Harnessing the energy, however, "is something that's caught on in a lot of places," according to Ken Haldin, spokesman for Waste Management, the company that owns the landfill west of Lewisburg.
Using the flammable gas for something other than a landfill nightlight is possible, but it's not attracted a lot of attention here.
"We've seen these things coast to coast," Haldin said of two ways the energy in methane is used instead of burned off.
In Heggins, Pa. the Republican Herald of Pottsville, Pa., reports that a "gas-to-energy plant could reach its peak and power 7,000 homes within a year," according to employees at a township landfill.
A number of internal combustion engines run on methane and turn electric power generators.
In East Tennessee, "Chestnut Ridge, is like a mini-TVA power plant with four big CAT generators and a power station," Glenn Youngblood, director of landfill development for Waste Management, said. "The technology has gotten to the point that they change the oil on the run.
"There's a site in Johnson City," Youngblood continued about a Waste Management operation. "There are companies that buy the gas and they pump it to businesses... for heating of a building... In Memphis at the south Shelby Site there is an industry at the site and they pump the gas to the industry."
And that's the other use: A combustible gas that can be used in heaters for buildings and manufacturing products, according to Youngblood and Haldin.
"We have a location in North Georgia that provides energy to a neighboring poultry operation," the company spokesman said. "They're taking as much gas as they can get."

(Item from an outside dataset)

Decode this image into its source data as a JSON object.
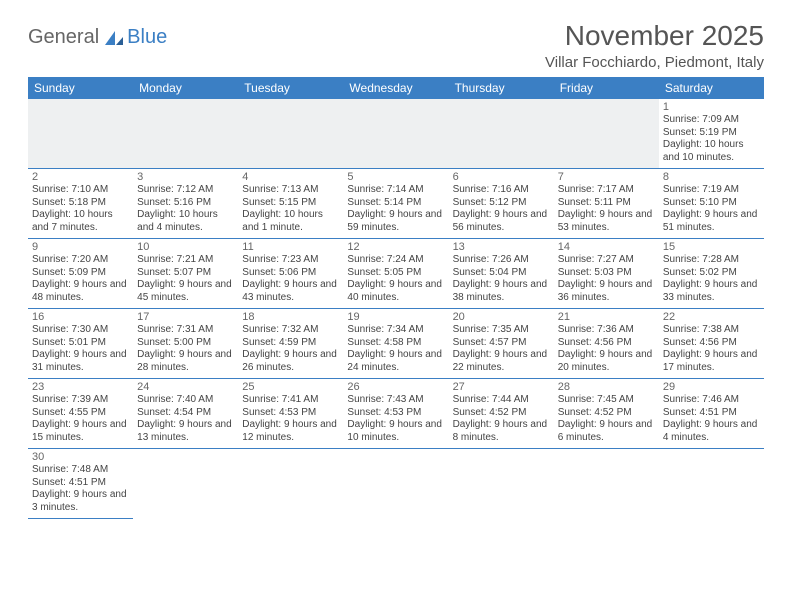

"Our Palmetto Landfill in South Carolina provides gas energy to the BMW plant in Spartenburg," Haldin said. "They have a nine-mile line" to get the gas to the plant.
But, Youngblood said, there are limits.
"Before it starts to make sense it has to be at 1,200 cubic feet per minute flow of methane to burn...
"Cedar Ridge is at 600- to 900 cfm," Youngblood said.
That's worthwhile "if we are relatively close to an industry that's needing low Btu (British thermal unit) gas for brick kilns, building heating, or an asphalt plant," Youngblood said.
Asked about a candle factory, since one is under construction now at Lewisburg's Business Park that's nearly a mile from the landfill, Younglood replied, "They would potentially be a real candidate for a partnership."
The idea was presented to Monte Mertens, director of operations for Autom, the church supply company that's established a call center, warehouse and shipping and receiving operations in the Business Park. Autom is also the company that purchased Will & Baumer, a Syracuse, N.Y., candle maker that's being moved here.
"This is the first I've heard of it," Mertens replied about burning methane.
"Wax will be melted with natural gas heat," he said. "That's the plan now. If there was another option like an environmentally alternative, we'd look at all options."
Pat Morgan, director of the Lewisburg Gas Department, confirmed information from other sources. She said the city utility made natural gas available to the business park.
"Natural Gas had to be out there for it to be a certified business park," Morgan said of the state requirement. "We support that and want the park to grow, and many of the industries that have come in do want natural gas, especially if they do any production at all. That's one of the first things they look for."
The Gas Department "cut the expense (of extending natural gas pipes to the Business Park) by using our employees to put the lines in," Morgan said. "There was a time line to get it in and if we'd waited for the bid process it would have taken longer."
The gas utility, however, placed its lines along a route that won't be interrupted by the state's reconstruction of Mooresville Highway, she said.
City water lines are to be rebuilt by the Tennessee Department of Transportation because of the road's reconstruction, according to city officials.
"My only concern was the new road coming in," Morgan said. "We actually put a station in along Mooresville Road. "We will not be moving lines at the business park. We consulted the state on that."
Meanwhile, Lewisburg's Gas Department has "two customers out there" at the Business Park: Autom and U.S. Tank and Cryogenics, Morgan said.
"We're looking forward to the candle company moving out there," she continued. "They will be using processed gas, natural gat to melt the candle wax.
The natural gas line "was put-in in-time for the first business to open" on Jan. 14, 2008, Morgan said.
"That's our service area and I can't see why someone would want to use methane instead of natural gas," she said.
As for availability, Youngblood says the availability of landfill-produced methane depends on the specifics of each landfill.
"There is a bell curve," he said. "Every site is different because of the difference in waste. It gets to a peak production... and then it starts to back off, but the window is a large time frame.
"We have a whole gas department in Houston and all they do is manage gas projects.
"There are costs involved in this ... but it's something less than natural gas and long term landfill gas would be evenly priced," he said, countering market price changes for natural gas.
"For a low Btu business that needs gas for hear - plastic extraction business. For those kinds of businesses, we have enough gas right now.
Nevertheless, the businessmen interviewed for his story were apparently unaware of the possibilities.